Dollar heads for 1.3% weekly gain as US rate outlook weighs on greenback
Kiwi rose to 66.23 US cents at 5pm in Wellington.
Kiwi rose to 66.23 US cents at 5pm in Wellington.
The New Zealand dollar is heading for a 1.3 percent gain against the greenback this week after minutes to the Federal Reserve's last policy meeting eroded expectations US interest rates will rise next month.
The kiwi rose to 66.23 US cents at 5pm in Wellington from 65.36 cents on Friday in New York last week. The currency was little changed from 66.29 cents at 8am and 66.12 cents yesterday. The trade-weighted index rose to 71.31 from 71.14 yesterday, and is heading for a 1.5 percent weekly gain.
A BusinessDesk survey of 10 currency advisers predicted the kiwi would trade between 64 US cents and 67.60 cents this week. Five expected the currency to gain, two said it would decline and three thought it would stay largely unchanged.
The Dollar Index, a measure of the greenback against a basket of currencies, fell to a seven-week low today as investors pulled back bets the Fed will hike interest rates next month. Minutes to the Federal Open Market Committee's July meeting released yesterday indicated policy makers were cooler on a September rate hike with most of the members judging economic conditions didn't warrant a move from the near-zero level the fed funds rate has been sitting at since the global financial crisis.
"If the Fed doesn't go, it shows the US economy is a bit weak," said Tim Kelleher, head of institutional sales NZ at ASB Bank Institutional in Auckland.
While the prospect of a delay to higher US interest rates stoked interest in the kiwi dollar, that was offset by weakness in emerging markets weighing on investors' appetite for risk-sensitive assets. Stocks across Asia fell today after the flash Caixin/Markit manufacturing purchasing managers' index indicated Chinese industrial activity shrank at a faster pace than expected. The local currency gained to 4.2390 Chinese yuan from 4.2233 yuan yesterday.
ASB's Kelleher said the kiwi is caught between being supported by investors taking profits on short positions - where they bet the currency will decline - and declining appetite for commodity currencies pushing it down.

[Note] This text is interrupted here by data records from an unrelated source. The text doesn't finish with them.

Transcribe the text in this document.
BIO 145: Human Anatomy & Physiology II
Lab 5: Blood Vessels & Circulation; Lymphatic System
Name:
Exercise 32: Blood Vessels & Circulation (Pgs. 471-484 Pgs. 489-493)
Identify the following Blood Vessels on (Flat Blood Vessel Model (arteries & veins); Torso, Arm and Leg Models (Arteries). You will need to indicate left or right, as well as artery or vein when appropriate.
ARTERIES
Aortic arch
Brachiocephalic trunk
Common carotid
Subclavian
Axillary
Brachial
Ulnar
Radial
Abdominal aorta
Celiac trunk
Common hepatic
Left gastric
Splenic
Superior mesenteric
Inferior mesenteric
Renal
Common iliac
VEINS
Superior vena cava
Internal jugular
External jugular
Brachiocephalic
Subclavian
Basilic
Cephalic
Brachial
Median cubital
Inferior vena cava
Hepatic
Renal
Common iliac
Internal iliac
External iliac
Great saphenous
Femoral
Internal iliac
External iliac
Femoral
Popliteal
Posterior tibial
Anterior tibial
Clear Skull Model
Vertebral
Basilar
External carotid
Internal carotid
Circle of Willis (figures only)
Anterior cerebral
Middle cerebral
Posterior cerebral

"It's still a commodity currency, and if you're seeing emerging currencies getting slapped, then it's going to have some risk-off on to the kiwi as well," he said.

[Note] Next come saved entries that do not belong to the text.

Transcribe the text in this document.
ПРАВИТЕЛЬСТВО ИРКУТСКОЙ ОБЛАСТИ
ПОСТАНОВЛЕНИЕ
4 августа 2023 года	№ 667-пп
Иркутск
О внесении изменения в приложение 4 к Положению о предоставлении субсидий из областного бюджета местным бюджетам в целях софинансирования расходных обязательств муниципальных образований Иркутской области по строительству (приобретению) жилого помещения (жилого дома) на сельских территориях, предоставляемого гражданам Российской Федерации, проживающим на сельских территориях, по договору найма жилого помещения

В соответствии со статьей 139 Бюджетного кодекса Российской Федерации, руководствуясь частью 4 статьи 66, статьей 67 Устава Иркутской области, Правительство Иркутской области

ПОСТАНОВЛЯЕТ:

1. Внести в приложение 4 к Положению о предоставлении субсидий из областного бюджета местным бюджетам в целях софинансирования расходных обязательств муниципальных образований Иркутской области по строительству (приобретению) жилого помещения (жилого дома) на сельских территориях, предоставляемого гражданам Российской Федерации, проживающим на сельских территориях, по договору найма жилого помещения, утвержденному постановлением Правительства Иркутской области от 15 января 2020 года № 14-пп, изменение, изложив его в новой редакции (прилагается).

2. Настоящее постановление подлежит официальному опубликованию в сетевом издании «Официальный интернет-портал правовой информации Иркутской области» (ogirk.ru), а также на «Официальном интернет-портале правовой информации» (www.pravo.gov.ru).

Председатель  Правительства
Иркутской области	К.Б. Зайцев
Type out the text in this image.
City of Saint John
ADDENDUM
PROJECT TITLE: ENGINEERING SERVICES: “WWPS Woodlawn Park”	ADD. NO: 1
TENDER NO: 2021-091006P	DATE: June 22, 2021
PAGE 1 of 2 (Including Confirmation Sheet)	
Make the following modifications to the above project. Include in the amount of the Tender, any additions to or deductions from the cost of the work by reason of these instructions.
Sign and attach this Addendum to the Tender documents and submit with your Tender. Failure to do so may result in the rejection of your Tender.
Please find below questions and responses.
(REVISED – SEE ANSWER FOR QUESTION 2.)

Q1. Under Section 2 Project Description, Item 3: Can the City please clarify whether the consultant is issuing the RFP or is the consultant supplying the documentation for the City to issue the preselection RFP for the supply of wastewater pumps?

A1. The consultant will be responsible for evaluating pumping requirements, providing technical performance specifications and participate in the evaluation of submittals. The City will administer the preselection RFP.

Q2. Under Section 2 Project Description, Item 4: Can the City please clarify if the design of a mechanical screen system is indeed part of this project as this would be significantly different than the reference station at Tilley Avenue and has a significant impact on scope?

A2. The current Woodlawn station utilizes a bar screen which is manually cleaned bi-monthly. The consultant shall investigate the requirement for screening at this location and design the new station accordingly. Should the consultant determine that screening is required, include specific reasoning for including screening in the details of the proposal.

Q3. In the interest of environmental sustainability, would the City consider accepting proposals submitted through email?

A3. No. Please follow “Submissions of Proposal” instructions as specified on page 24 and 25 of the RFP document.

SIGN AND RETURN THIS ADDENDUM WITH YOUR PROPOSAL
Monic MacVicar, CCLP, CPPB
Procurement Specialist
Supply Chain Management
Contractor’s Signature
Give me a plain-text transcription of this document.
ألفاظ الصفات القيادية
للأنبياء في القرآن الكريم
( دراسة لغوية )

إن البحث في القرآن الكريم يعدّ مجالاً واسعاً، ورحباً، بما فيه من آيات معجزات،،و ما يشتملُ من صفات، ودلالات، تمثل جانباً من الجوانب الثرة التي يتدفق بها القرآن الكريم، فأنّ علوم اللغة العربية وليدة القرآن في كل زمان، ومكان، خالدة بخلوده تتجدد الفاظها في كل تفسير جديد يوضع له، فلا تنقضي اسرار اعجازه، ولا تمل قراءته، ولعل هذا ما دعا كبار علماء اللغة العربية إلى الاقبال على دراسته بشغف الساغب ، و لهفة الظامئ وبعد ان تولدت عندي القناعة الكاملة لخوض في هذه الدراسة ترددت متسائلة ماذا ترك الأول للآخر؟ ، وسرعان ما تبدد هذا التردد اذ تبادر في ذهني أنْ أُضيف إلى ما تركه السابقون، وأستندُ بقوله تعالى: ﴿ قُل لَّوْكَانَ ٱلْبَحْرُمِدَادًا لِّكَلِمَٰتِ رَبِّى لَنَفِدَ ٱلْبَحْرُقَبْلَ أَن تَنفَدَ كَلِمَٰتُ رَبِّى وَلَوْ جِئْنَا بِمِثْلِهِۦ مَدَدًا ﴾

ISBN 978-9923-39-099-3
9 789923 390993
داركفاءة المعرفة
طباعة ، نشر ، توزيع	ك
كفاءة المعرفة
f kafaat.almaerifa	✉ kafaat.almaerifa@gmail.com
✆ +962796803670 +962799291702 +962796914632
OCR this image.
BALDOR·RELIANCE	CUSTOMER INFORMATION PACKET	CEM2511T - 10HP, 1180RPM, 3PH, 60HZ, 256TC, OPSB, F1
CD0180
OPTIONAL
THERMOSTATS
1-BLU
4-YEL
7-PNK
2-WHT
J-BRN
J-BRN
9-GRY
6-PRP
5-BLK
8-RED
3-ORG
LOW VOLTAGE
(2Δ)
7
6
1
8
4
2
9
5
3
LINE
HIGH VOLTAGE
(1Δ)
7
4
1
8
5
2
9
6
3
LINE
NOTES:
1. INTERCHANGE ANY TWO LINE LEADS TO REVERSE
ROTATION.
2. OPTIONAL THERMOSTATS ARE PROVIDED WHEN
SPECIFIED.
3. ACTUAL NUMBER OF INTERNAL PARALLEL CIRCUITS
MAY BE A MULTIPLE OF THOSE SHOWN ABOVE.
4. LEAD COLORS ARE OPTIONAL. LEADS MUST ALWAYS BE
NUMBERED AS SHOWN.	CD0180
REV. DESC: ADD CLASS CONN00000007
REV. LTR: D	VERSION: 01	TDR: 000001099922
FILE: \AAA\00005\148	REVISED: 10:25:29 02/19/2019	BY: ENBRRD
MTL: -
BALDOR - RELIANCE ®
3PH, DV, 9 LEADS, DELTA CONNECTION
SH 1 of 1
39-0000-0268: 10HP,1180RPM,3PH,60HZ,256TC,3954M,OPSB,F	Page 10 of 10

New Zealand government data today showed inbound net migration reached a new record in July, continuing a 12-month trend of new records being set, while annual tourist numbers reached 3 million for the first time.

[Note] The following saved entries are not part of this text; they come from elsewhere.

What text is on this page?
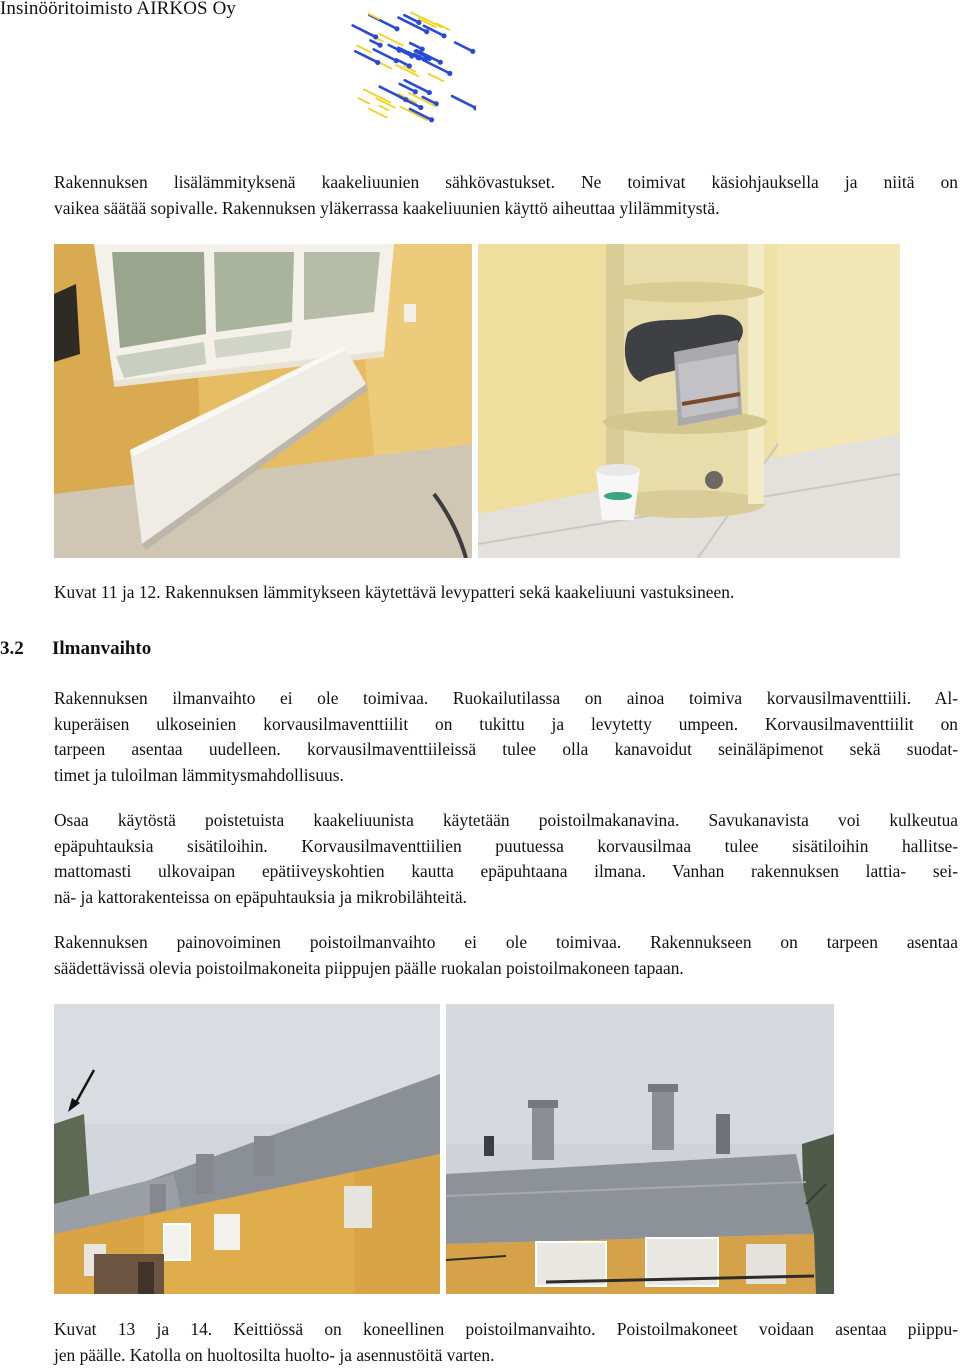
Insinööritoimisto AIRKOS Oy

Rakennuksen lisälämmityksenä kaakeliuunien sähkövastukset. Ne toimivat käsiohjauksella ja niitä on
vaikea säätää sopivalle. Rakennuksen yläkerrassa kaakeliuunien käyttö aiheuttaa ylilämmitystä.

Kuvat 11 ja 12. Rakennuksen lämmitykseen käytettävä levypatteri sekä kaakeliuuni vastuksineen.

3.2 Ilmanvaihto

Rakennuksen ilmanvaihto ei ole toimivaa. Ruokailutilassa on ainoa toimiva korvausilmaventtiili. Al-
kuperäisen ulkoseinien korvausilmaventtiilit on tukittu ja levytetty umpeen. Korvausilmaventtiilit on
tarpeen asentaa uudelleen. korvausilmaventtiileissä tulee olla kanavoidut seinäläpimenot sekä suodat-
timet ja tuloilman lämmitysmahdollisuus.

Osaa käytöstä poistetuista kaakeliuunista käytetään poistoilmakanavina. Savukanavista voi kulkeutua
epäpuhtauksia sisätiloihin. Korvausilmaventtiilien puutuessa korvausilmaa tulee sisätiloihin hallitse-
mattomasti ulkovaipan epätiiveyskohtien kautta epäpuhtaana ilmana. Vanhan rakennuksen lattia- sei-
nä- ja kattorakenteissa on epäpuhtauksia ja mikrobilähteitä.

Rakennuksen painovoiminen poistoilmanvaihto ei ole toimivaa. Rakennukseen on tarpeen asentaa
säädettävissä olevia poistoilmakoneita piippujen päälle ruokalan poistoilmakoneen tapaan.

Kuvat 13 ja 14. Keittiössä on koneellinen poistoilmanvaihto. Poistoilmakoneet voidaan asentaa piippu-
jen päälle. Katolla on huoltosilta huolto- ja asennustöitä varten.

New Zealand's two-year swap rate was unchanged at 2.84 percent from yesterday, and the 10-year swap fell to 3.52 percent from 3.56 percent.
The kiwi rose to 90.50 Australian cents from 89.92 cents yesterday as Australia's currency was weighed on more heavily by the weaker Chinese data.
The local currency fell to 58.86 euro cents from 59.38 cents yesterday, and was little changed at 42.19 British pence from 42.15 pence. It declined to 81.43 yen from 81.95 yen yesterday.